Wednesday, December 16, 2009

Daves Cooks the Turkey..

The main character, Dave, In Stuart McLean's short story, "Dave Cooks the Turkey", is put in charge of "looking after the turkey" to make Christmas stress free and fun again for his wife. Little did Dave know that "looking after the turkey [...] meant buying it as well as putting it in the oven." Some of the humor in this short story in created using exaggerations. When Dave couldn't find a turkey in either freezer he "unloaded both freezers to be sure." After pouring himself some scotch and pacing around the kitchen worrying Dave called himself a taxi. "At 4:00 am, with the help of a taxi driver named Mohamed, Dave found an open store" and bought himself a grade B turkey. At the time he hadn't a clue what grade B meant but it was the least of his worries, it was the last turkey in the only open store on Christmas eve. He returned home and set out to prepare the turkey as it defrosted "it became clear what grade B meant. [...] Dave's turkey looked like it had made a break from the slaughter house and dragged itself a block or two before it was captured and beaten to death." The story begins to get out of hand as Dave pours himself another scotch, starts referring to the bird as Butch, and then discovers a lock on his stove. Dave then goes to a hotel, checks in, and asks them to cook the turkey for him. This short story does a very good job of using exaggerations to create humor and teaches Dave to never underestimate the obligation of cooking the Christmas turkey.

Monday, December 14, 2009

Certain experiences mark the beggining of maturity.

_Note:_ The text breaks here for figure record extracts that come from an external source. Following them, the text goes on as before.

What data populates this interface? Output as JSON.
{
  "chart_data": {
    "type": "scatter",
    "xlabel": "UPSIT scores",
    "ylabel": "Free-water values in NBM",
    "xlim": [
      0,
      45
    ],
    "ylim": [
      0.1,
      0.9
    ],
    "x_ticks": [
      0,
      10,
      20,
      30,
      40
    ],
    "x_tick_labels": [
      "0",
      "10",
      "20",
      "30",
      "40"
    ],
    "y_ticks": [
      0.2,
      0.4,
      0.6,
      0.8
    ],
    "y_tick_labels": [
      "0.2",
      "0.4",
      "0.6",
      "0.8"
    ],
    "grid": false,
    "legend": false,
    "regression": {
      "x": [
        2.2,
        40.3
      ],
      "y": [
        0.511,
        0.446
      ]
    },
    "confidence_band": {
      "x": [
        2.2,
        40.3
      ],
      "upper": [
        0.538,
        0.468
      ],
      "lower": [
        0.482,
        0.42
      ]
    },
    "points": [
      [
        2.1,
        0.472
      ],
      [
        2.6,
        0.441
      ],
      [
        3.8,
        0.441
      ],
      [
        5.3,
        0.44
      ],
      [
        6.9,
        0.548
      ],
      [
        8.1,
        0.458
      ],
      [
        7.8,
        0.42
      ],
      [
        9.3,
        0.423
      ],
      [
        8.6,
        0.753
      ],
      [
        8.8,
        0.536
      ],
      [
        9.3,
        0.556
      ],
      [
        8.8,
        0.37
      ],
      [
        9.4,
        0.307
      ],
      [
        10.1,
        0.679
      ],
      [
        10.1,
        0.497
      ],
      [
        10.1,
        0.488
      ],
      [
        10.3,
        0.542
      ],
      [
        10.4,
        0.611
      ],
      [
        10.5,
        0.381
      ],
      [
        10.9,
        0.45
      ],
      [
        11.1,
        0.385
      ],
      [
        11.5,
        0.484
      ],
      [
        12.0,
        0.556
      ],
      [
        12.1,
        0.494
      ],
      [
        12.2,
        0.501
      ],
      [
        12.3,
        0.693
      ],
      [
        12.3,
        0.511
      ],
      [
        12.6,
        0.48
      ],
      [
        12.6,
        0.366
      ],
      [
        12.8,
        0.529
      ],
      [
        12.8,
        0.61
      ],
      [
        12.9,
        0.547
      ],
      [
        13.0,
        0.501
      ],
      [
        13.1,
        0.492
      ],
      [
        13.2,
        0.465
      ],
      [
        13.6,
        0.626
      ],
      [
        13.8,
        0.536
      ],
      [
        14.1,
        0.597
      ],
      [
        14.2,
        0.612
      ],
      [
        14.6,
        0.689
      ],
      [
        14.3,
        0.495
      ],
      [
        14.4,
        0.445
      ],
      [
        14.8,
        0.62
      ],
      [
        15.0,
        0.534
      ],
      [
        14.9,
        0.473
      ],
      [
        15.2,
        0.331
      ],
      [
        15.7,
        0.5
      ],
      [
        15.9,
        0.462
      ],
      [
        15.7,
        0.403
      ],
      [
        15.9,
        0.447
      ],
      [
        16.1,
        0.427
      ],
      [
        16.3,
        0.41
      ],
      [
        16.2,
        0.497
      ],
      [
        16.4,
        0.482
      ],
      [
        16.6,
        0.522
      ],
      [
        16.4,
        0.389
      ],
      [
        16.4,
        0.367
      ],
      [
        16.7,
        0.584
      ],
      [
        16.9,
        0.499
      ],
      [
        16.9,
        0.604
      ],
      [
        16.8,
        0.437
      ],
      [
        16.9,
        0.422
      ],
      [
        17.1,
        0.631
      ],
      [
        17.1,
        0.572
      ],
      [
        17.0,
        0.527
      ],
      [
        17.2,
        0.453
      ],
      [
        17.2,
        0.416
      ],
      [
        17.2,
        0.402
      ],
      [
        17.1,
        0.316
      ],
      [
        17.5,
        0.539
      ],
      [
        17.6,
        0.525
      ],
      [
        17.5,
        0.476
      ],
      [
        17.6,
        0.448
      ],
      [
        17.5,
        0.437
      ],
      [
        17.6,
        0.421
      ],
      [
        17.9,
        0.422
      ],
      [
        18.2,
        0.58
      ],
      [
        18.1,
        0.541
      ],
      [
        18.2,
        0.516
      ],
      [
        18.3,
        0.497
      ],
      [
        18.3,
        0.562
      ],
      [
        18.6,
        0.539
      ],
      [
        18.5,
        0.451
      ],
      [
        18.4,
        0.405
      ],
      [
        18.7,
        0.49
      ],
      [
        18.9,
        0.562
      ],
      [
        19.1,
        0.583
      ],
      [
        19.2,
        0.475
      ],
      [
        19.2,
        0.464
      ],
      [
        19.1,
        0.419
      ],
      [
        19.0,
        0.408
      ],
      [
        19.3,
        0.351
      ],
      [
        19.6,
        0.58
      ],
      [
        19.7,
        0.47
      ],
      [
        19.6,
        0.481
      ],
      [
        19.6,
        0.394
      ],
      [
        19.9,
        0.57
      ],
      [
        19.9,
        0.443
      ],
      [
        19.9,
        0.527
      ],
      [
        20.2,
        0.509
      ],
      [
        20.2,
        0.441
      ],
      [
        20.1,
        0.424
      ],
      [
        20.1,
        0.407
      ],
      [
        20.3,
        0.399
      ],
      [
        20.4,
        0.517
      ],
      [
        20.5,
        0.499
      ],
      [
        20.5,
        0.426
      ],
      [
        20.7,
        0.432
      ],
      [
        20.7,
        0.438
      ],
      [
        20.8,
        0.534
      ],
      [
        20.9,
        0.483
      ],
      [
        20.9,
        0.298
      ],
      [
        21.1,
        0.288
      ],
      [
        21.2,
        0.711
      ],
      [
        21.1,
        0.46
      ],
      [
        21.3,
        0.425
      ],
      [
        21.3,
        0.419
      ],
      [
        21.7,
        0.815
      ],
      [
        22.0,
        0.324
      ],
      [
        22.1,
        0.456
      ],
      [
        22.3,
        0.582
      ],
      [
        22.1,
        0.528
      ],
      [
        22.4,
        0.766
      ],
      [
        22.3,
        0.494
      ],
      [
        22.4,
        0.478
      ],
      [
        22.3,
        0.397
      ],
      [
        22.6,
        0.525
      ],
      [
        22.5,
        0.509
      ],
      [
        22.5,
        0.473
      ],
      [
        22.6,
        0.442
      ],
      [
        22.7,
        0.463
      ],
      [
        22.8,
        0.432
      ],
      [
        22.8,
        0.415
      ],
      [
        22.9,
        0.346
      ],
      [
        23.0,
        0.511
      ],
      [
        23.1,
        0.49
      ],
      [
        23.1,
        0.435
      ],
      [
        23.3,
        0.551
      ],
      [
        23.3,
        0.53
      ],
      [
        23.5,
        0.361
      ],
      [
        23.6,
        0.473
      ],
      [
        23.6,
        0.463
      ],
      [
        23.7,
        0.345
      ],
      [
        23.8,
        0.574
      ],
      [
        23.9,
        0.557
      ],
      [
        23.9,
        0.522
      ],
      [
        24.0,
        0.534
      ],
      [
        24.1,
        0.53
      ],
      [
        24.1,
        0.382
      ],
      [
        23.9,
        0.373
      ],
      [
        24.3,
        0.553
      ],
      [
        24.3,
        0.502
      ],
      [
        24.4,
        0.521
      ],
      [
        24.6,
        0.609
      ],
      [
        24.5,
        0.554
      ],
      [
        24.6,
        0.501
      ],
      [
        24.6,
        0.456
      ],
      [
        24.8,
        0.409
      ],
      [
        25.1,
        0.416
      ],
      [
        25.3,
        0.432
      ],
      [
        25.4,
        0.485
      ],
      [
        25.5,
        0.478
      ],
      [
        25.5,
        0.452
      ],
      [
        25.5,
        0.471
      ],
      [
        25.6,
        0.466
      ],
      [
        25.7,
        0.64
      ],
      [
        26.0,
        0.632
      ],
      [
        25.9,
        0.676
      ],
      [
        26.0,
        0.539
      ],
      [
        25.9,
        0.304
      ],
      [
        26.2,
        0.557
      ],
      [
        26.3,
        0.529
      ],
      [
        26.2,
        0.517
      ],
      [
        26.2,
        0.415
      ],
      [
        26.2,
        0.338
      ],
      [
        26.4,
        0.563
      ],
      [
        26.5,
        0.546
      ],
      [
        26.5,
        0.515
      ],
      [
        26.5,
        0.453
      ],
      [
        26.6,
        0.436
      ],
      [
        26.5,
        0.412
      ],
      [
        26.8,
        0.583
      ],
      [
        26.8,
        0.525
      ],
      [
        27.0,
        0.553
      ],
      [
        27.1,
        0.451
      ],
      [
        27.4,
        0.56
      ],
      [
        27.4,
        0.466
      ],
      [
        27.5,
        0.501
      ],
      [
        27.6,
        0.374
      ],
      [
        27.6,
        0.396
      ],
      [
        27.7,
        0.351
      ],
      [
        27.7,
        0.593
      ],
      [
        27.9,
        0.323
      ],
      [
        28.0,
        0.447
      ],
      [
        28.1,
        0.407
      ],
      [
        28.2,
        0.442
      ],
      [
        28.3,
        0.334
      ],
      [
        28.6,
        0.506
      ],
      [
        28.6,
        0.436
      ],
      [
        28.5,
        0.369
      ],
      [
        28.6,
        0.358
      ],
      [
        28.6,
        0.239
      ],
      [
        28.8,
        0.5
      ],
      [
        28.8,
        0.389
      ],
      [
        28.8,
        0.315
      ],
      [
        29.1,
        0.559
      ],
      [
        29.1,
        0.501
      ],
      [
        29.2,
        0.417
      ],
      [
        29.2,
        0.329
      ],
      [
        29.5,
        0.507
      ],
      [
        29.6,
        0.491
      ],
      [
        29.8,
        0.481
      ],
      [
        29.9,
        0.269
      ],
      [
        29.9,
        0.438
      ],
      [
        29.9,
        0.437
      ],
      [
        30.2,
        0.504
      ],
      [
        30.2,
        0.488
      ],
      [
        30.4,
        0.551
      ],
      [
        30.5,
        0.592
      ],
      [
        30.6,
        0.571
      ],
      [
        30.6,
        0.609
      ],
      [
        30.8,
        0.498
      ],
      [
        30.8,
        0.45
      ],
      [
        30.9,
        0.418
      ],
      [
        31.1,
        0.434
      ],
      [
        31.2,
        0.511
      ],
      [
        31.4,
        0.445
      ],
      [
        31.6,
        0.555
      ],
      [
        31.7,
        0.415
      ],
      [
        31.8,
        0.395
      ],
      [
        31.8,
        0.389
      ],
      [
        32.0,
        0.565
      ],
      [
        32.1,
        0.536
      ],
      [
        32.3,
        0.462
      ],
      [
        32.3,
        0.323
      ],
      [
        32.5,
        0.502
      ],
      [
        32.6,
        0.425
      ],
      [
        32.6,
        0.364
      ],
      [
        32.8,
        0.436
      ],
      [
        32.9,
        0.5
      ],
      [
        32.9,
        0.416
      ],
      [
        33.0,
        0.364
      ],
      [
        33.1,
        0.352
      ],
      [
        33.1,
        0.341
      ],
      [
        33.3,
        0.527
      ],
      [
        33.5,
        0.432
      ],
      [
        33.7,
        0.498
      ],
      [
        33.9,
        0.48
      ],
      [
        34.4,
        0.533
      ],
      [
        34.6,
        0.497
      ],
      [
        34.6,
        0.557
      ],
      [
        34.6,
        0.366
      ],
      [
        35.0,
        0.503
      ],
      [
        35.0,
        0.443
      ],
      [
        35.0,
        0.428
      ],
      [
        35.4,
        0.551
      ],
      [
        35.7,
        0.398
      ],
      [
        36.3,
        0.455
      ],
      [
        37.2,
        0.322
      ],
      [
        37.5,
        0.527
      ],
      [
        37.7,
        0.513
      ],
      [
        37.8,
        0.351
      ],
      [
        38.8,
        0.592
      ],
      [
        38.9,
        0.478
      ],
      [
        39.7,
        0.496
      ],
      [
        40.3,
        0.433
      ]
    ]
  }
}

Certain things happen that mark the beginning of maturity. For some, maturity comes smoothly, but others encounter circumstances that thrust them into maturity. I was an individual who wasn't given a chance to mature naturally. My mother was diagnosed with cancer when I was a mere eight years old. The cancer spread fast and developed tumors in her brain. She didn't have a fleeting chance.

Now, you think that being only eight years old I wouldn't know enough about what was going on around me to be faced with the repercussions. My father would have stepped up and been strong for all of us. But with the lose of my mother, the love of his life, my father quickly fell to pieces. He was an early bird who started sleeping in till noon. He no longer ran each morning as he had in the past and my father left my mothers stuff in the closet for years.

I had a little sister, 5 years old, wondering "When is mommy coming home from her business trip?" I became a mother to my sister and a shoulder for my father. When I was eleven we started going to therapy. Though no one was fooled, my father did his best to pretend everything was perfect. Without a true mother figure my sister became a manipulative brat. She stormed around and made her demands. Dad became her victim, letting her do as she pleased.

After some time had past my dad continued on with most of his fatherly duties. I took over as many roles as I could. My roles grew as I did. I got my sister ready in the mornings and to bed at night when I was too little to help with much else. By the time I was driving I had a part-time job, and had practically raised my sister. I took her where she needed to go, packed her lunch, I did the laundry, and I cooked when I was home. With all of this and my schoolwork you can imagine I wasn't someone who had a very large social circle. I had more responsibilities and felt older than anyone I knew.

I matured at a very young age. For most, maturity is marked by new responsibilities such as getting your drivers license at age sixteen, graduating from high school at age eighteen, or moving away to university at age nineteen. But for me, maturity was marked by the lose of my mother at age eight.